Once the mixture is strained, it can take up to several months for the clay to dry enough for actual use. During that time, the clay sits in closed troughs outside the shed, beholden to the elements.
When that gets too easy, he takes his process a step further and eschews commercial clay altogether. While living in North Carolina, Thanhauser met potters who acquired local clay from wherever they could dig – usually construction sites. He brought that practice back with him, experimenting with different clays sourced directly from the Island, refining them, and learning their properties as an artistic medium. With endless construction on the Island, Thanhauser hopes to achieve a critical mass of local clay so he can continue his studies.
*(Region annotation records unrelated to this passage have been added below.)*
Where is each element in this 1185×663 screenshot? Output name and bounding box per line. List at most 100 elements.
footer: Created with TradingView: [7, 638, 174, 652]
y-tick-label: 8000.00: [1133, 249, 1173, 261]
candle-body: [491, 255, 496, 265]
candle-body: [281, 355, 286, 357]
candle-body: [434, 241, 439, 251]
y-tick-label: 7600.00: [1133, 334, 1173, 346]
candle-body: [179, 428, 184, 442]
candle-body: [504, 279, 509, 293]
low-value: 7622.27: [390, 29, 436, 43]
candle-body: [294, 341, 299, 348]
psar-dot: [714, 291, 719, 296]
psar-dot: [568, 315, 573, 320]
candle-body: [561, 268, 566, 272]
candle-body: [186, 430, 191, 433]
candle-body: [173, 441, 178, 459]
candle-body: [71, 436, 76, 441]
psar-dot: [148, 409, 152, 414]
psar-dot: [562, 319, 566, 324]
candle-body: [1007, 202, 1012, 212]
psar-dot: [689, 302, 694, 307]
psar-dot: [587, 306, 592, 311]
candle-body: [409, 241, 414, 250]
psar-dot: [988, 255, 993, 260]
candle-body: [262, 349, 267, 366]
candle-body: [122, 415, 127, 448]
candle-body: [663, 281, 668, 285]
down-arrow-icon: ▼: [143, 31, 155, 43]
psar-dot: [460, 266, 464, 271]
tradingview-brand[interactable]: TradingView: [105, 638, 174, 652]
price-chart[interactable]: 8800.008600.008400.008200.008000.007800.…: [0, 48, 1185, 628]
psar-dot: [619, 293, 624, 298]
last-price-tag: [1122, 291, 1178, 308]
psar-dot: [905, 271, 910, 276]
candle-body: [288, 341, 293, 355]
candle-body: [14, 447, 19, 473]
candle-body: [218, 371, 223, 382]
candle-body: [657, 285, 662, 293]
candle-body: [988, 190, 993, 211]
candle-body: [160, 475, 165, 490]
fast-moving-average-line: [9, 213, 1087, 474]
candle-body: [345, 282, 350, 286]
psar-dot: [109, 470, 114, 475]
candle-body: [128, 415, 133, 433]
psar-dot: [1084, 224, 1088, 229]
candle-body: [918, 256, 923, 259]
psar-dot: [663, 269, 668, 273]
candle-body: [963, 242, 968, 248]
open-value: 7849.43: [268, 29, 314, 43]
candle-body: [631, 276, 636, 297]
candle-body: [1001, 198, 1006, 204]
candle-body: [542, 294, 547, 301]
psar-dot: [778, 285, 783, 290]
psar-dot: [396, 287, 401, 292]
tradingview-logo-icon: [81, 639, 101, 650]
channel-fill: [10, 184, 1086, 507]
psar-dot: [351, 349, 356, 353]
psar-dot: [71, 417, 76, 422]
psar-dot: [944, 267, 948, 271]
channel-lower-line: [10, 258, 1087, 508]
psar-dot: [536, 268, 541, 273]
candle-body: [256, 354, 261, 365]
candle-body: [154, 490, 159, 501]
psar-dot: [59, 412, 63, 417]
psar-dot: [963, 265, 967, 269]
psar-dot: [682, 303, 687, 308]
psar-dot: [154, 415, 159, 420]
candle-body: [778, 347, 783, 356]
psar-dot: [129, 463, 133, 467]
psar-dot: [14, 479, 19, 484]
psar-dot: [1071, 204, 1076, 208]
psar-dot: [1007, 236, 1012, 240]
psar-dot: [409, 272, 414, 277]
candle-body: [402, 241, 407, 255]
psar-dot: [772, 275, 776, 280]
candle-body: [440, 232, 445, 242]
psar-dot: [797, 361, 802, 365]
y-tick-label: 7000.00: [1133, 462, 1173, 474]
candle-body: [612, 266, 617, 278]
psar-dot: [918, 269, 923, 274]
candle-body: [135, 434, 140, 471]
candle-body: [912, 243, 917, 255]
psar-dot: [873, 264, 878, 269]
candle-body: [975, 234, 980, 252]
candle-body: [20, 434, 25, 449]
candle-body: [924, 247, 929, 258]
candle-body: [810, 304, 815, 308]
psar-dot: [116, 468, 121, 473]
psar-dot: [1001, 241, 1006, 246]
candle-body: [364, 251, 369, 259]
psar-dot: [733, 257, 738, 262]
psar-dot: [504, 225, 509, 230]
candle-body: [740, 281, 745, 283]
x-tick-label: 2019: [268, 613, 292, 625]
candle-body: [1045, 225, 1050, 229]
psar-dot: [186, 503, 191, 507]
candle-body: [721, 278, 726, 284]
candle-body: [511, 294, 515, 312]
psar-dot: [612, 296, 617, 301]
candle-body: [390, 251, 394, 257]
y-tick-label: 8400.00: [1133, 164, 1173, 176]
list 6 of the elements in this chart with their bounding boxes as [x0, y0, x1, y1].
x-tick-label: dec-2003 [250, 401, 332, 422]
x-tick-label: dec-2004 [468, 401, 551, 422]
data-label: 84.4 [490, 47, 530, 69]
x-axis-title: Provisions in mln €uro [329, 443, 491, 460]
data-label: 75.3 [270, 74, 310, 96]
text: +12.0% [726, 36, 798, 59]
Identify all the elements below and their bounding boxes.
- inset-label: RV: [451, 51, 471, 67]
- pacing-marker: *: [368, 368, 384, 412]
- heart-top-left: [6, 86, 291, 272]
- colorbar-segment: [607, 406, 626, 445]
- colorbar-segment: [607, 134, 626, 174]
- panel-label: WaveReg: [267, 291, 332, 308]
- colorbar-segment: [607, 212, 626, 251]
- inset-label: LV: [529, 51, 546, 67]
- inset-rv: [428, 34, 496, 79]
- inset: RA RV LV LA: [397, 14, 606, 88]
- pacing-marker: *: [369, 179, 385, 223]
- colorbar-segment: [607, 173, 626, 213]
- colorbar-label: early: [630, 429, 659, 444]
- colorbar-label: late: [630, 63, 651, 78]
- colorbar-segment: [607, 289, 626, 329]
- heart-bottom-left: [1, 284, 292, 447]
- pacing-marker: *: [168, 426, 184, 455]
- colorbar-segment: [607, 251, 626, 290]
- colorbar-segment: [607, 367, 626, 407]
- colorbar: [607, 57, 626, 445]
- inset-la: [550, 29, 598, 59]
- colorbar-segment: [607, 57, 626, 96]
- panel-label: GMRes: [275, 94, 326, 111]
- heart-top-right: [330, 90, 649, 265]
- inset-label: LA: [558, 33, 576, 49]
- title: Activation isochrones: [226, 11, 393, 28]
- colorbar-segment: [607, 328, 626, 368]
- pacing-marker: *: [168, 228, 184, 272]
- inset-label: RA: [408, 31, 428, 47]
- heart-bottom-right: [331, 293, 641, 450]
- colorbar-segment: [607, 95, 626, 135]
“I’m always looking for new clays, but it’s rare that I ever get enough to do much work with them,” he said, opening a bucket of clay taken from a construction site in Chilmark. “Right now I rely on donations from friends, but it’s nowhere near commercial quantities. By the time I’ve figured out the clay, I’m almost out. It’s a tease.”
Those same potters who use local clay in North Carolina also fire their work in wood-fired kilns, many of them hand-built. Thanhauser, inspired by his colleagues, has taken on the challenge for himself. Outside of his studio on the side of his driveway, 26,000 pounds of bricks sat waiting for use.
“It’s not a very smart business decision,” Thanhauser admitted. But the kiln is nonnegotiable – he had Islander Ethan Leite transport the bricks up from North Carolina on a tractor trailer bed before even starting his business. For four years the bricks sat unused as he grew his customer base and advanced his craft. This past October, he finally set to the task of building the kiln, which he hopes will be ready to fire by the start of summer.
He’s documented his journey on his Instagram, @merryfarmpottery, from the preliminary drawings to the final arched structure. (The technical term for the shape, he said, is a catenary arch.) The final step is building a wooden roof above the kiln to protect the oven – which can reach temperatures over 2,400 degrees – from snow or rain.
Thanhauser approached the kiln’s construction with the same material-first philosophy he carries over to all his work, letting the slight irregularities of his bricks determine the final form.
“Now it’s a more organized pile of bricks,” he said.
The process of using a wood-fired kiln, which requires constant tending over the course of several days, is more time-consuming than commercial methods and opens the medium up to new layers of unpredictability. While some artists labor toward a fixed vision, Thanhauser welcomes the whims of nature, seeing his work as a collaboration between intention and chance.
“Once you make all the choices you can make, then it’s up to the universe,” he said. “If it’s just me, I can make perfectly fine stuff. But if I’m playing a part among the dirt, the ash, the water and fire, then you get some really cool stuff.”
That playfulness has resulted in a signature style, which at first glance can look deceptively simple. Unlike more decorated pieces, Thanhauser’s designs, he said, can reveal more of themselves with regular use.
“When you’re using the same mug or the same plate every day, you might get tired of the design you were drawn to at first glance,” he explained. “But with something simpler, you start to notice the subtleties over time. You get to know the piece and build a relationship with it. It’s a lot like getting to know a person.”
Standing over the bricks a few feet away from the dense forest behind him, Thanhauser smiled and apologized – he can get wrapped up in this stuff when he’s out here. Fergus quietly munched dirt at his feet.
“You can’t let things get too easy,” he said, as if imagining the weight of the bricks on his shoulders. “There’s gotta be energy behind the pottery. That’s what makes it alive.”